Today’s guest post comes from Andy Cass, one of an excellent class of students from Bethel Seminary who recently studied the intersection between theology and science.
I have a friend who is colorblind, and for the last four years we’ve been working hand and hand with a youth ministry. The Wednesday night youth program has a part within its schedule to award a random student the privilege to sit on a plush couch for the entirety of the service. It’s a treasured award for those who attend! Just recently, I had a conversation with my friend about the color of that couch (you know when you’re good friends you talk about the origin of the universe all the way down to the details of the couches you sit on). With a subtle comment from my friend, I came to the realization that he didn’t know the actual color of the couch. Wow, I couldn’t believe it!

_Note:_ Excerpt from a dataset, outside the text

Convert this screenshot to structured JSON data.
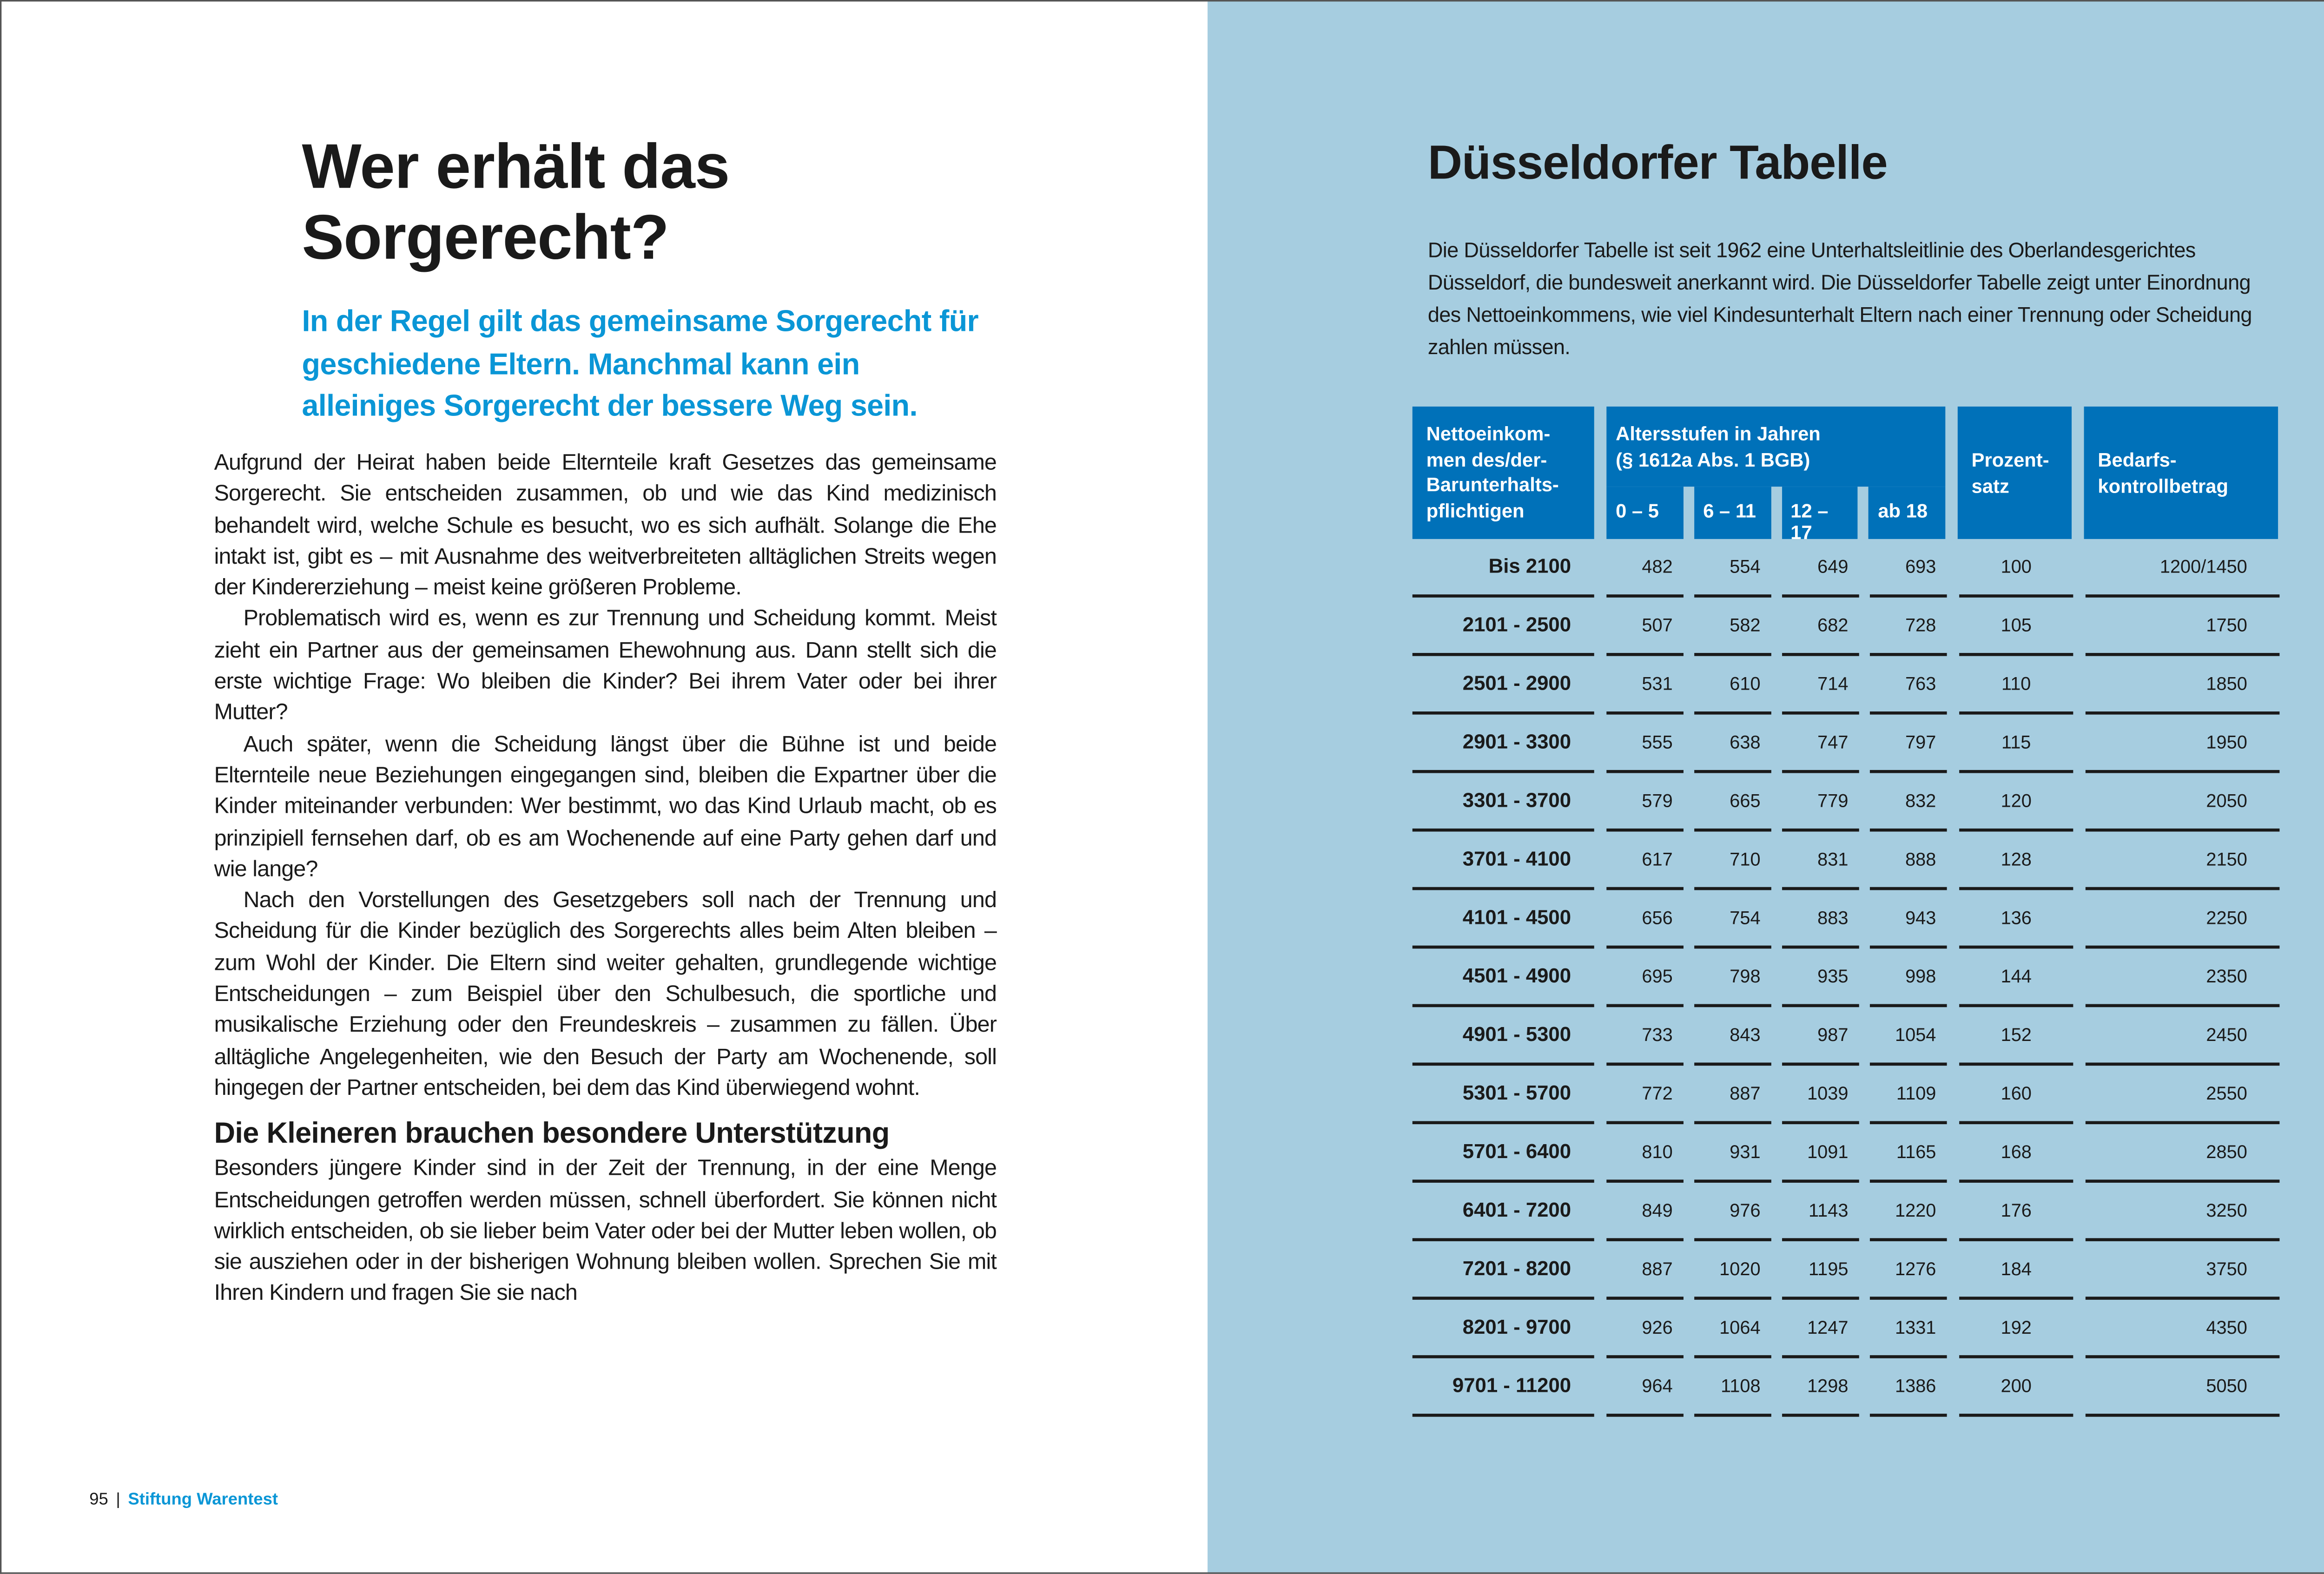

Let’s talk about origins of the universe. I have been aware that there are some contrasting opinions on this subject in general. On one side, there are those who believe that God created the universe in six literal twenty-four hour days and on the seventh day God took some type of a one-day siesta. Most biblical literalists believe that the universe is six to ten thousand years old. In contrast, there are those who believe the universe was created by the big bang and has slowly developed and changed over the last 14.6 billions years to what we would consider reality today. Sounds like a few shades off from each other.
Up until recently it seemed to me that there were only a few contrasting interpretations of the origin of the universe, until I was recently illuminated by my seminary’s “Science and Theology” class. After reading a number of books, sitting in class, and presenting a possible biblical hermeneutic of integrating the big bang, random selection and evolution as possible processes and means in which God created the universe, I now realize that there are a lot more shade to choose from. So I guess what I’m saying is that I’ve been colorblind.
Back to the couch and my colorblind friend, he thinks the couch is brown, and I think that the couch is purple. Does it really matter? It could, but for the youth ministry sake, it doesn’t. In the youth ministry context, all that matters is that someone gets chosen to sit on it. Isn’t it the same way here on this earth? Does it matter if God created the earth in six literal twenty-four hour days, or 14.6 billions years? I don’t think so, all that matters is that God chose me to sit, move and breathe within it. Louie Giglio sums it up best in his book Indescribable, “Life is brief, and there’s nothing more exhausting than living out our days as if we are the center of the universe…I think that’s why God decided to shroud our nights in an expansive canopy of wonder, a curtain of shimmering lights reminding us that life isn’t about you and me but about Someone greater. Someone far brighter than us all.”
So, take a load off, relax, and sit back on the couch that God has created, and find him sitting right next to you. Find wonder (amazement) where you wonder (curiosity).